It’s common, when packing for a vacation, to put a book in your suitcase and catch up on summer reading.
When you’re a member of Congress and the calendar turns to the traditional recess month of August, perhaps the catch-up activity is writing.
We saw it twice last week, with Sen. Elizabeth Warren, D-MA, asking the Office of the Comptroller of the Currency (OCC) to rescind three Trump-era pieces of crypto-related guidance, and to coordinate with the Federal Reserve and the Federal Deposit Insurance Corp. (FDIC) “to develop a comprehensive approach that adequately protects consumers and the safety and soundness of the banking system.”
A day later, Sen. Sherrod Brown, D-OH, and four other Democratic members of the Senate Banking Committee sent U.S. Bank CEO Andy Cecere a letter seeking more details surrounding the fake-accounts scandal that prompted the Consumer Financial Protection Bureau (CFPB) to fine the Minneapolis-based lender $37.5 million.
Written notices have continued this week. Eleven Republicans on the Senate’s banking panel wrote Fed Chair Jerome Powell on Tuesday, suggesting they would pursue legislation to force the central bank into more transparency and accountability to Congress. The letter, seen by Bloomberg, follows two salvos by Sen. Pat Toomey, R-PA, regarding what he sees as a lack of cooperation by the Fed.
First, Toomey said in June, the Federal Reserve Bank of Kansas City refused to answer questions regarding the process by which the fintech Reserve Trust gained a master account allowing it to move money through the Fed system without using a bank.
And second, Toomey said last week, the central bank revealed — in response to a Freedom of Information Act request from the American Accountability Foundation, a conservative group — that it has 12 pages of records relating to Reserve Trust and former Fed nominee Sarah Bloom Raskin, who once served on the fintech’s board.
“The fact that the Fed has been more responsive to an outside non-profit group than it has to members of the Senate committee that directly oversees it is outrageous,” the Republican senators wrote Tuesday. “Unfortunately, obstructionism has become too common a response from the Fed and regional Fed banks.”
Toomey told Bloomberg last week it’s “hard not to see this as a gesture of contempt for the Senate.”
The Fed has declined to release the 12 pages of records, citing exceptions to the Freedom of Information Act.
“They had this information,” Toomey said last week of the Fed, “which might very well inform our judgment about the qualifications of this nominee. And not only did they withhold it from us, they refused to even acknowledge they had it.”
In Tuesday’s letter, the 11 Republicans wrote, “In light of this persistent refusal to comply with reasonable requests for information, we have no choice but to pursue legislation that will compel these public institutions to be more transparent and accountable to Congress.”
The CFPB and Equifax
At least one leading House Democrat, too, is writing a banking regulator seeking action. House Financial Services Committee Chair Maxine Waters, D-CA, is asking the CFPB to stop credit-reporting firm Equifax from selling credit scores to lenders until the company can prove it’s able to ensure its scores are correct.
The letter, reported Wednesday by The Wall Street Journal, comes days after the Journal found Equifax sent out inaccurate credit scores tied to millions of loan-seeking U.S. consumers over a three-week span this year.
Waters, for her part, also wrote Equifax asking how many financial institutions received erroneous scores, how many consumers were affected and how the error occurred, the Journal reported.
And Waters wrote JPMorgan Chase, Wells Fargo and other banks asking whether they used the erroneous scores and how they are fixing the issue for harmed consumers, according to the outlet.

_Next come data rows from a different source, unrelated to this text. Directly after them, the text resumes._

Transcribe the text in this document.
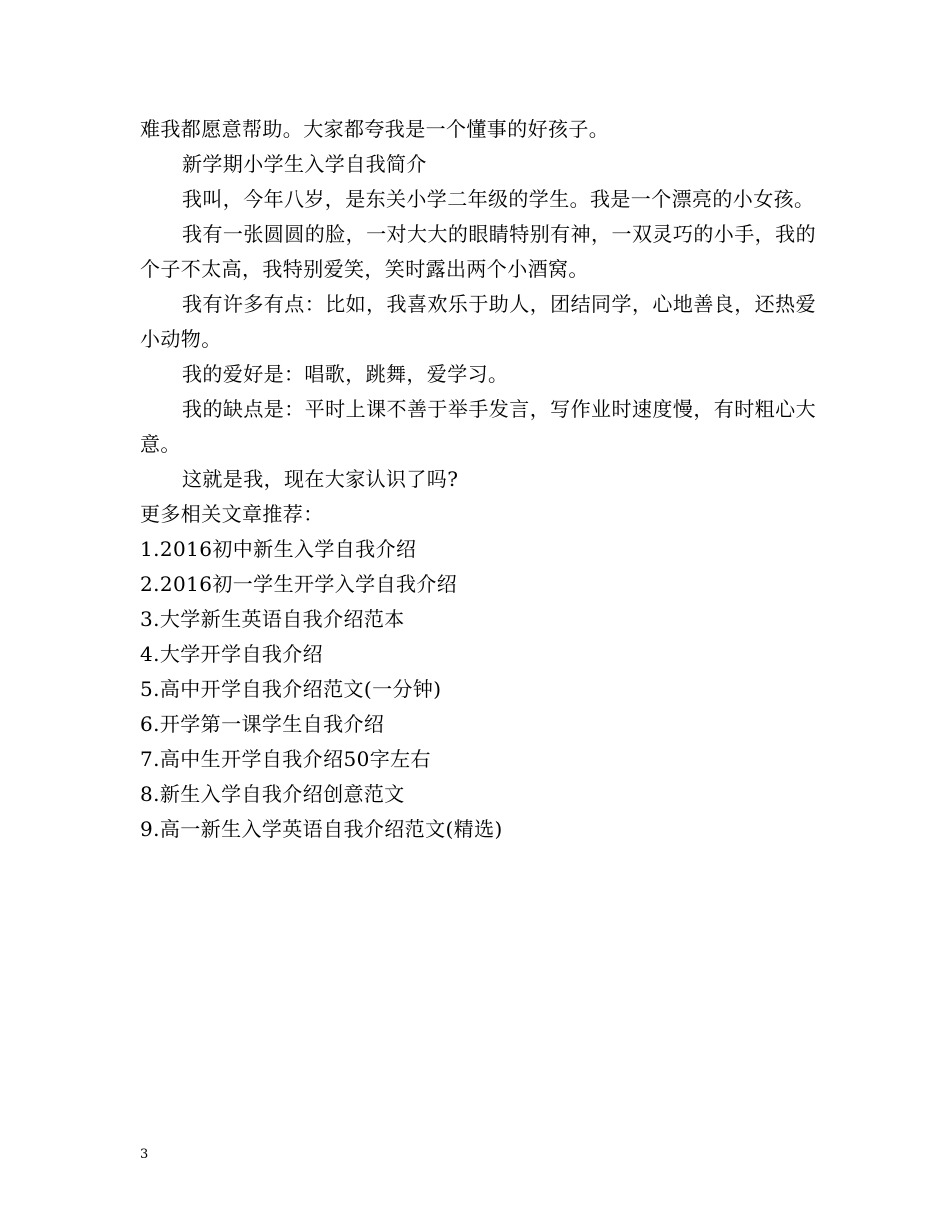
难我都愿意帮助。大家都夸我是一个懂事的好孩子。

新学期小学生入学自我简介

我叫，今年八岁，是东关小学二年级的学生。我是一个漂亮的小女孩。

我有一张圆圆的脸，一对大大的眼睛特别有神，一双灵巧的小手，我的个子不太高，我特别爱笑，笑时露出两个小酒窝。

我有许多有点：比如，我喜欢乐于助人，团结同学，心地善良，还热爱小动物。

我的爱好是：唱歌，跳舞，爱学习。

我的缺点是：平时上课不善于举手发言，写作业时速度慢，有时粗心大意。

这就是我，现在大家认识了吗?

更多相关文章推荐：

1.2016初中新生入学自我介绍
2.2016初一学生开学入学自我介绍
3.大学新生英语自我介绍范本
4.大学开学自我介绍
5.高中开学自我介绍范文(一分钟)
6.开学第一课学生自我介绍
7.高中生开学自我介绍50字左右
8.新生入学自我介绍创意范文
9.高一新生入学英语自我介绍范文(精选)
3
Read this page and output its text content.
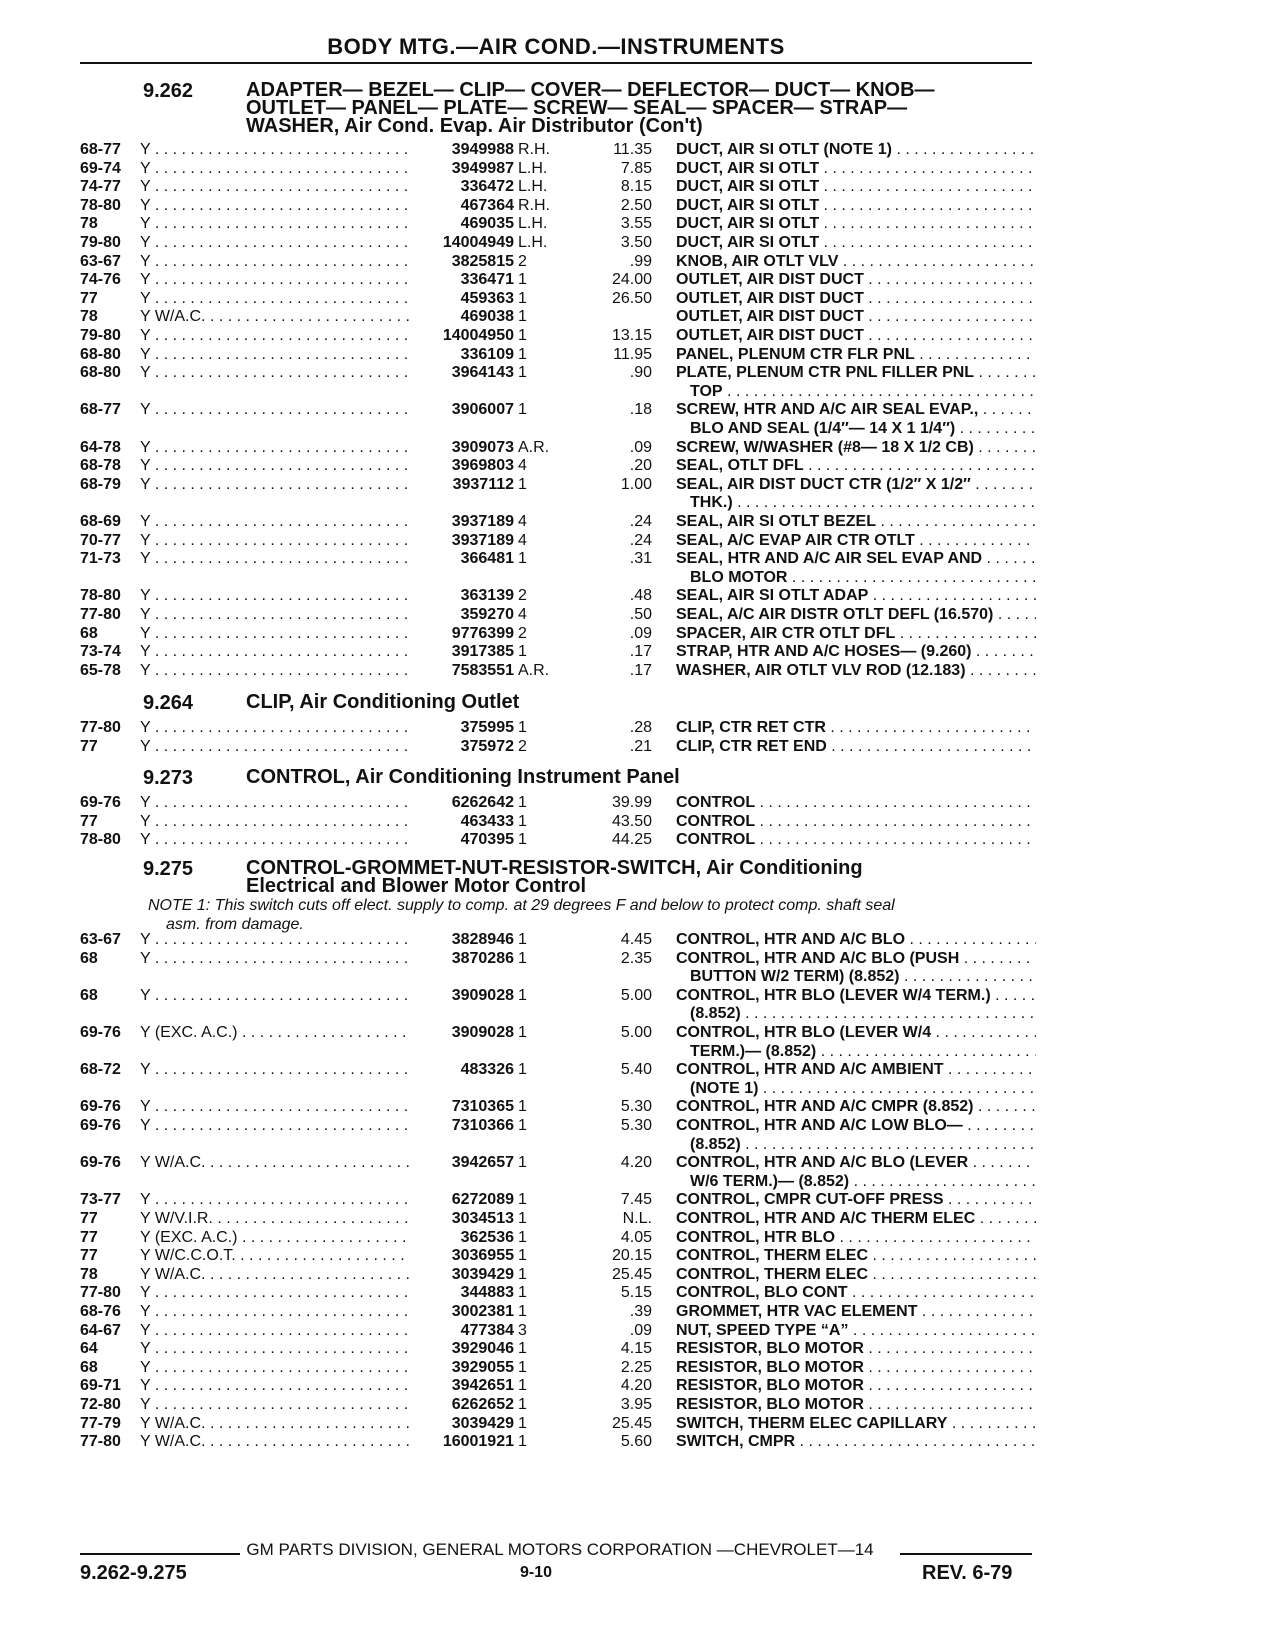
BODY MTG.—AIR COND.—INSTRUMENTS
9.262	ADAPTER— BEZEL— CLIP— COVER— DEFLECTOR— DUCT— KNOB—
OUTLET— PANEL— PLATE— SCREW— SEAL— SPACER— STRAP—
WASHER, Air Cond. Evap. Air Distributor (Con't)
68-77 Y . . .	3949988 R.H.	11.35 DUCT, AIR SI OTLT (NOTE 1) . . .
69-74 Y . . .	3949987 L.H.	7.85 DUCT, AIR SI OTLT . . .
74-77 Y . . .	336472 L.H.	8.15 DUCT, AIR SI OTLT . . .
78-80 Y . . .	467364 R.H.	2.50 DUCT, AIR SI OTLT . . .
78	Y . . .	469035 L.H.	3.55 DUCT, AIR SI OTLT . . .
79-80 Y . . .	14004949 L.H.	3.50 DUCT, AIR SI OTLT . . .
63-67 Y . . .	3825815 2	.99 KNOB, AIR OTLT VLV . . .
74-76 Y . . .	336471 1	24.00 OUTLET, AIR DIST DUCT . . .
77	Y . . .	459363 1	26.50 OUTLET, AIR DIST DUCT . . .
78	Y W/A.C. . . .	469038 1	OUTLET, AIR DIST DUCT . . .
79-80 Y . . .	14004950 1	13.15 OUTLET, AIR DIST DUCT . . .
68-80 Y . . .	336109 1	11.95 PANEL, PLENUM CTR FLR PNL . . .
68-80 Y . . .	3964143 1	.90 PLATE, PLENUM CTR PNL FILLER PNL . . .
TOP . . .
68-77 Y . . .	3906007 1	.18 SCREW, HTR AND A/C AIR SEAL EVAP., . . .
BLO AND SEAL (1/4″— 14 X 1 1/4″) . . .
64-78 Y . . .	3909073 A.R.	.09 SCREW, W/WASHER (#8— 18 X 1/2 CB) . . .
68-78 Y . . .	3969803 4	.20 SEAL, OTLT DFL . . .
68-79 Y . . .	3937112 1	1.00 SEAL, AIR DIST DUCT CTR (1/2″ X 1/2″ . . .
THK.) . . .
68-69 Y . . .	3937189 4	.24 SEAL, AIR SI OTLT BEZEL . . .
70-77 Y . . .	3937189 4	.24 SEAL, A/C EVAP AIR CTR OTLT . . .
71-73 Y . . .	366481 1	.31 SEAL, HTR AND A/C AIR SEL EVAP AND . . .
BLO MOTOR . . .
78-80 Y . . .	363139 2	.48 SEAL, AIR SI OTLT ADAP . . .
77-80 Y . . .	359270 4	.50 SEAL, A/C AIR DISTR OTLT DEFL (16.570) . . .
68	Y . . .	9776399 2	.09 SPACER, AIR CTR OTLT DFL . . .
73-74 Y . . .	3917385 1	.17 STRAP, HTR AND A/C HOSES— (9.260) . . .
65-78 Y . . .	7583551 A.R.	.17 WASHER, AIR OTLT VLV ROD (12.183) . . .
9.264	CLIP, Air Conditioning Outlet
77-80 Y . . .	375995 1	.28 CLIP, CTR RET CTR . . .
77	Y . . .	375972 2	.21 CLIP, CTR RET END . . .
9.273	CONTROL, Air Conditioning Instrument Panel
69-76 Y . . .	6262642 1	39.99 CONTROL . . .
77	Y . . .	463433 1	43.50 CONTROL . . .
78-80 Y . . .	470395 1	44.25 CONTROL . . .
9.275	CONTROL-GROMMET-NUT-RESISTOR-SWITCH, Air Conditioning
Electrical and Blower Motor Control
NOTE 1: This switch cuts off elect. supply to comp. at 29 degrees F and below to protect comp. shaft seal
asm. from damage.
63-67 Y . . .	3828946 1	4.45 CONTROL, HTR AND A/C BLO . . .
68	Y . . .	3870286 1	2.35 CONTROL, HTR AND A/C BLO (PUSH . . .
BUTTON W/2 TERM) (8.852) . . .
68	Y . . .	3909028 1	5.00 CONTROL, HTR BLO (LEVER W/4 TERM.) . . .
(8.852) . . .
69-76 Y (EXC. A.C.) . . .	3909028 1	5.00 CONTROL, HTR BLO (LEVER W/4 . . .
TERM.)— (8.852) . . .
68-72 Y . . .	483326 1	5.40 CONTROL, HTR AND A/C AMBIENT . . .
(NOTE 1) . . .
69-76 Y . . .	7310365 1	5.30 CONTROL, HTR AND A/C CMPR (8.852) . . .
69-76 Y . . .	7310366 1	5.30 CONTROL, HTR AND A/C LOW BLO— . . .
(8.852) . . .
69-76 Y W/A.C. . . .	3942657 1	4.20 CONTROL, HTR AND A/C BLO (LEVER . . .
W/6 TERM.)— (8.852) . . .
73-77 Y . . .	6272089 1	7.45 CONTROL, CMPR CUT-OFF PRESS . . .
77	Y W/V.I.R. . . .	3034513 1	N.L. CONTROL, HTR AND A/C THERM ELEC . . .
77	Y (EXC. A.C.) . . .	362536 1	4.05 CONTROL, HTR BLO . . .
77	Y W/C.C.O.T. . . .	3036955 1	20.15 CONTROL, THERM ELEC . . .
78	Y W/A.C. . . .	3039429 1	25.45 CONTROL, THERM ELEC . . .
77-80 Y . . .	344883 1	5.15 CONTROL, BLO CONT . . .
68-76 Y . . .	3002381 1	.39 GROMMET, HTR VAC ELEMENT . . .
64-67 Y . . .	477384 3	.09 NUT, SPEED TYPE “A” . . .
64	Y . . .	3929046 1	4.15 RESISTOR, BLO MOTOR . . .
68	Y . . .	3929055 1	2.25 RESISTOR, BLO MOTOR . . .
69-71 Y . . .	3942651 1	4.20 RESISTOR, BLO MOTOR . . .
72-80 Y . . .	6262652 1	3.95 RESISTOR, BLO MOTOR . . .
77-79 Y W/A.C. . . .	3039429 1	25.45 SWITCH, THERM ELEC CAPILLARY . . .
77-80 Y W/A.C. . . .	16001921 1	5.60 SWITCH, CMPR . . .
GM PARTS DIVISION, GENERAL MOTORS CORPORATION —CHEVROLET—14
9.262-9.275	9-10	REV. 6-79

Equifax is “committed to responding to the letter transparently,” a spokeswoman for the company told the Journal.
Not every lawmaker is using the written word to signal change. Some are talking.
‘They have to listen to us’
"A new day is coming," Rep. Tom Emmer, R-MN, who serves on the House Financial Services panel’s oversight and investigations subcommittee, told Reuters this week.
Emmer is referring to Republicans’ chances to gain a majority of seats in the House after November’s election. Poll-tracking website FiveThirtyEight.com estimates the House has an 80% chance of flipping control, the wire service reported.
With that majority comes the ability to issue investigative subpoenas and compel public testimony.
House Financial Services Committee Republicans are planning to investigate two financial regulators — the CFPB and the Securities and Exchange Commission (SEC) — to determine whether the agencies have overstepped their authority, a dozen financial lobbyists, congressional staffers and lawmakers told Reuters.
"Once we have the power to subpoena, once they have to listen to us, aggressive congressional oversight will only strengthen our system of government,” Emmer told the wire service.
Among expected targets of upcoming probes include CFPB Director Rohit Chopra’s conduct in December, when he and now-Acting FDIC Chair Martin Gruenberg published a review of the FDIC’s bank merger policies without the approval of the agency’s then-chief, a Trump appointee.
Republicans also may look into a draft SEC rule requiring public companies to disclose climate-related risks, Reuters reported.